History is proof, he points out. In 1981, there were 49 plants of the size producers are thinking about building - plants that kill 1,000-4,000 hogs a day. Just nine of those small plants are left today, he says.
Plain observes, "Only those small plants that have developed a differentiated product and have established a brand with consumers are surviving.
"It takes years to establish a branded product that can capture more of the consumer's dollar and that usually means operating at a loss for several years," he stresses.
The National Pork Producers Council is not emphasizing building packing plants, Plain notes. They are talking about partnering with packers and processors to add value to the hogs their members market, he says (see sidebar).
"That's what pork producers need to be looking at." How to capture value and get a higher and more stable price for hogs without risking millions of dollars on a small packing plant," he says.
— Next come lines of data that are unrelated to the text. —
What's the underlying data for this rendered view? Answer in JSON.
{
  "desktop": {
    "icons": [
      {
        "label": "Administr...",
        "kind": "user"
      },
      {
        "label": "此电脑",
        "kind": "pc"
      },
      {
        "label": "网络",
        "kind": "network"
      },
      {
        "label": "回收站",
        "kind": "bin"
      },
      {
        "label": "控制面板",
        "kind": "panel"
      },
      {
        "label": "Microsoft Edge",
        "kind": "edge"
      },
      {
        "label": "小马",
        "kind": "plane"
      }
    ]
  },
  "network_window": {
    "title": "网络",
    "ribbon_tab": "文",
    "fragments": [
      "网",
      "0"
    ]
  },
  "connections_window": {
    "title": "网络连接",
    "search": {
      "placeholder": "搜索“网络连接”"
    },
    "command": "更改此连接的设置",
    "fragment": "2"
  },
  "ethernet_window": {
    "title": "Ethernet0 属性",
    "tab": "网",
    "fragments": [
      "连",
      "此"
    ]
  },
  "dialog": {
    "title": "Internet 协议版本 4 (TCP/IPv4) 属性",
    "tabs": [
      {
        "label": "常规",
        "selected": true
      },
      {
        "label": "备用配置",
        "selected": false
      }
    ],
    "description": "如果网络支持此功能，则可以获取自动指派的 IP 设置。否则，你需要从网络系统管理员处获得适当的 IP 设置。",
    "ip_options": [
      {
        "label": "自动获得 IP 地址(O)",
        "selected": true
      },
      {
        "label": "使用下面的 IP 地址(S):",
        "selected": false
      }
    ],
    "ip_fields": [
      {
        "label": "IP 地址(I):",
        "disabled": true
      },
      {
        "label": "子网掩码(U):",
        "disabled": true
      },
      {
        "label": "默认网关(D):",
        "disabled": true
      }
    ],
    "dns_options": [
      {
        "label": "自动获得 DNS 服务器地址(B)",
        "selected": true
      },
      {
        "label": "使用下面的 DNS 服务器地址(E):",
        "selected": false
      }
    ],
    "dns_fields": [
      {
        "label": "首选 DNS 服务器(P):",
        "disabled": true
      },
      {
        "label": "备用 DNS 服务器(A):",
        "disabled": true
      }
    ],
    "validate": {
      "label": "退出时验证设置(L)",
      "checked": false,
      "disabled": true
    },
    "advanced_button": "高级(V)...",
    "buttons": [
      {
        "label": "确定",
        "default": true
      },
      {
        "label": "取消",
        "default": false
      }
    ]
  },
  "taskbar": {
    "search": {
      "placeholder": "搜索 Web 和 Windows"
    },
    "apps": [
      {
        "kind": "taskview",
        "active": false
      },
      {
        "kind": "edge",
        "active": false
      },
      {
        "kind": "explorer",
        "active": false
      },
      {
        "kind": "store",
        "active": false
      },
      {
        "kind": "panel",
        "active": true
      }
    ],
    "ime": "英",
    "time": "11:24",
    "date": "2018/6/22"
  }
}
Plain lists 10 points producers should ponder before investing in a packing plant venture:
1 Periodically, the U.S. has a shortage of hog slaughter capacity. During the fall of 1998, oversupply caused packers to work double shifts and in some cases seven days a week. Weekly hog slaughter exceeded 2 million head for 14 consecutive, non-holiday weeks. During these times, pork packers tend to make outstanding profits (and producers lose money) on each hog they slaughter.
2 Periodically, the U.S. has excess hog slaughter capacity. Hog slaughter is usually lowest the summer of every fourth year. During the summer of 1996, weekly hog slaughter dropped below 1.7 million head for 16 consecutive weeks. During these times, hog packers tend to lose money (and producers make outstanding profits) on each hog they kill.
3 Hog packers have earned good returns the last two years. Hog slaughter set a record of 101 million head in 1998 and was expected to exceed that figure for 1999. For those two years, packer profits far exceeded producer returns.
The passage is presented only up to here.